The patient had multiple myeloma. The specialist I had picked was the best in the area for this condition. I had no idea what the reviews said. I just knew that this patient wanted to live. 

No amount of discussion would dissuade them. Even when I explained why I had chosen this specialist.

What do you look at when you are trying to pick a physician? What qualities are you looking for in a physician? Skill? Personality? What is the most important to you? How do you as a patient measure what is important? 

An interesting article I read the other day in the Journal of Medical Internet Research looked at cardiovascular surgeons in five states that allow reporting of outcomes data and compared the risk adjusted post-operative mortality rate with that physician’s online reviews from patients. 

Guess what?

There was no correlation. 

Now, here is something else provocative. In USA Today there is an article entitled, Don’t Want to Die Before Your Time? Get a Female Doctor. It is referencing a study published in JAMA today that found patients in the hospital who had female physicians were more likely to survive and less likely to be readmitted within 30 days of discharge.

“The researchers estimated that if male physicians could achieve the same results as their female colleagues, they would save an extra 32,000 lives among Medicare patients alone each year — a feat that would rival wiping out motor vehicle accident deaths nationwide.”
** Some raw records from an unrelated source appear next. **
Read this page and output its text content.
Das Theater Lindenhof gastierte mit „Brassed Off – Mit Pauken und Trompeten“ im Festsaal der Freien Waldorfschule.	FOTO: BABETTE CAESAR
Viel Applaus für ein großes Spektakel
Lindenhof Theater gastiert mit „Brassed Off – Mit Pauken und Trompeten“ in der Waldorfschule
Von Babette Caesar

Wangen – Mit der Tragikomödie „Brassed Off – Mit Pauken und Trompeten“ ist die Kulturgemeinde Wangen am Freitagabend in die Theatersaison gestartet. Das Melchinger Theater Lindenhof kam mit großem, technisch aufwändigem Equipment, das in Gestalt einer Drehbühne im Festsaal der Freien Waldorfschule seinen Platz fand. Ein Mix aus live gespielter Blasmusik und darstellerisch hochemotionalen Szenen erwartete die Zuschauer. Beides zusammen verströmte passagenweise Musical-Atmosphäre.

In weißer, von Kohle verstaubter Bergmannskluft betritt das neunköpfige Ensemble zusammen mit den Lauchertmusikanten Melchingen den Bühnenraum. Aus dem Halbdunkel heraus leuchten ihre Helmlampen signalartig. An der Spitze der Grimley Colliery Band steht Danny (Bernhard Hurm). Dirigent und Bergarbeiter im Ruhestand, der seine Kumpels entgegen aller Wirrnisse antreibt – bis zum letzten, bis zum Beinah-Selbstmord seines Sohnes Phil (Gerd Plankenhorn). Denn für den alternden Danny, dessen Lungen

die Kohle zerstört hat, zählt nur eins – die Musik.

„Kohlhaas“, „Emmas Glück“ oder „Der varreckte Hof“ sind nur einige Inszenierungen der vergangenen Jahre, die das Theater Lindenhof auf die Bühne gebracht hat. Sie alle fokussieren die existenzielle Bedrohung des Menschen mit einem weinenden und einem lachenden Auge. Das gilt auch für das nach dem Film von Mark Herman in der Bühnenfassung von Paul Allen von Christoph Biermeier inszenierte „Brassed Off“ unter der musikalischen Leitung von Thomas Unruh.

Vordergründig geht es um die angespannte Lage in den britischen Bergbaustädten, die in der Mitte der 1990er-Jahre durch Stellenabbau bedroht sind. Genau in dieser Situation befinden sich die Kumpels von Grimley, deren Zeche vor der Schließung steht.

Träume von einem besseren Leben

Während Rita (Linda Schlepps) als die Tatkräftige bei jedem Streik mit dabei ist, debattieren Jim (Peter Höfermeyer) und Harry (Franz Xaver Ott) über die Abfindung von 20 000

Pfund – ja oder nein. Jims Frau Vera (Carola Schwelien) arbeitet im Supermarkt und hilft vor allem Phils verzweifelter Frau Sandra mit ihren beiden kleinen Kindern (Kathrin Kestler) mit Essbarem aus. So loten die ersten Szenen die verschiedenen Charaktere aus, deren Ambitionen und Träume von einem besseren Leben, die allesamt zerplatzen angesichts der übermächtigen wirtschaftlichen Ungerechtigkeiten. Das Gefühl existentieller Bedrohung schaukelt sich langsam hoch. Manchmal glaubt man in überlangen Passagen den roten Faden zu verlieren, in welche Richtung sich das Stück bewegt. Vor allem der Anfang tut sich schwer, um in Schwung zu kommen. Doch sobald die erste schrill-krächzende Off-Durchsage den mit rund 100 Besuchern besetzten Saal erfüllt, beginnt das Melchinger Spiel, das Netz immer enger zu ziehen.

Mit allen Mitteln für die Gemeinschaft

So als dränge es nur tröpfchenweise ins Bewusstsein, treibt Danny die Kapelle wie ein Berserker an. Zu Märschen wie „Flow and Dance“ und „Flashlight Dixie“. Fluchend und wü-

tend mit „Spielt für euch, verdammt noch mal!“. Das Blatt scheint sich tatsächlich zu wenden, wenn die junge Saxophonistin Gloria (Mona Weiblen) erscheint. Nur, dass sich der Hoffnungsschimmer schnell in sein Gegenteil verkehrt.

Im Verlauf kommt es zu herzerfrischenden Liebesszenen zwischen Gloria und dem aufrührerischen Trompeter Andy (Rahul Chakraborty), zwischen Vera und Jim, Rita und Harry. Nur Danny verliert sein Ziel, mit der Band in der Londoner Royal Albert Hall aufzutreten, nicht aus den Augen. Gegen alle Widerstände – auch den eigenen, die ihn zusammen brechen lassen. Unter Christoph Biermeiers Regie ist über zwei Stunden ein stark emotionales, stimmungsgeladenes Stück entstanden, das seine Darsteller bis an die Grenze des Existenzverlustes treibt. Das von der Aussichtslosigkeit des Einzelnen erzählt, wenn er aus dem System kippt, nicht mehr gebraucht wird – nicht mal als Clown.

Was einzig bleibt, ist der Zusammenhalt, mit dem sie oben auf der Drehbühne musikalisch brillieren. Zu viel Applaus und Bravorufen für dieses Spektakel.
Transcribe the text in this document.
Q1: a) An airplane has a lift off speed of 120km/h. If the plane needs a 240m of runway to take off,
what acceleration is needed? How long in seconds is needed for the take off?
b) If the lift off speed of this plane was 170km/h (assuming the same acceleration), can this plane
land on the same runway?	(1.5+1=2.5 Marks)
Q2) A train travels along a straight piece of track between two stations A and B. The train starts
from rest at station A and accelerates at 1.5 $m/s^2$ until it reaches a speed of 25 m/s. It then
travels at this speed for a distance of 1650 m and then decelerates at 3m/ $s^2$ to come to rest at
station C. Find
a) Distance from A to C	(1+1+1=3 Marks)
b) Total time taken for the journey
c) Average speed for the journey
Practice differences between men and women translate into real, measurable differences in outcomes.

So, when we talk about income disparity between male and female physicians, one recent study showed that women are paid on average $20,000 less per year than their male counterparts

What a bargain, huh?

Getting Harder

Forge and anvil in black and white

“Doc, I just want to die.”

I nodded my head sympathetically. At a certain age, all patients say that. She was in her 90’s…. 

“I am so tired of hurting.”

She groaned and worked her way through her usual litany of aches and pains starting at her head and working all of the way down to her toes. She had pain medicine she could take for the arthritis so I knew that wasn’t really the issue. Not all of it, at least.

“I pray every day that the Lord just takes me away.”

She’d had a gentleman friend at the center. For a few months she positively glowed. He sent her roses for Valentine’s Day, bought treats for her little dog, left her love notes, told her she was beautiful. Never mind that he was twenty years younger than she was. 

At that age, what does twenty years mean? Nothing. It means nothing at all.

“I think they might be having sex…,” her granddaughter said. “Can’t you make them stop?”

My patient was not demented. She was not handing over her life’s savings. She was a consenting adult in an assisted living community who met another consenting adult and while there were significant physical challenges to a sexual relationship at her age if she really were having sex, who was I to meddle?

Then, he died. 

Here she was, left behind again. Sure, she had aches and pains but the real issue was this last man standing thing, or in her case last woman standing. She had already buried two husbands. Now this man. She could not bear to lose anyone else.

But what do you do? Give her a pill? Tell her to get counseling? Pat her on the hand and tell her the sun will come out tomorrow? What do you do for a grieving woman in her 90’s who wants to die but is not suicidal?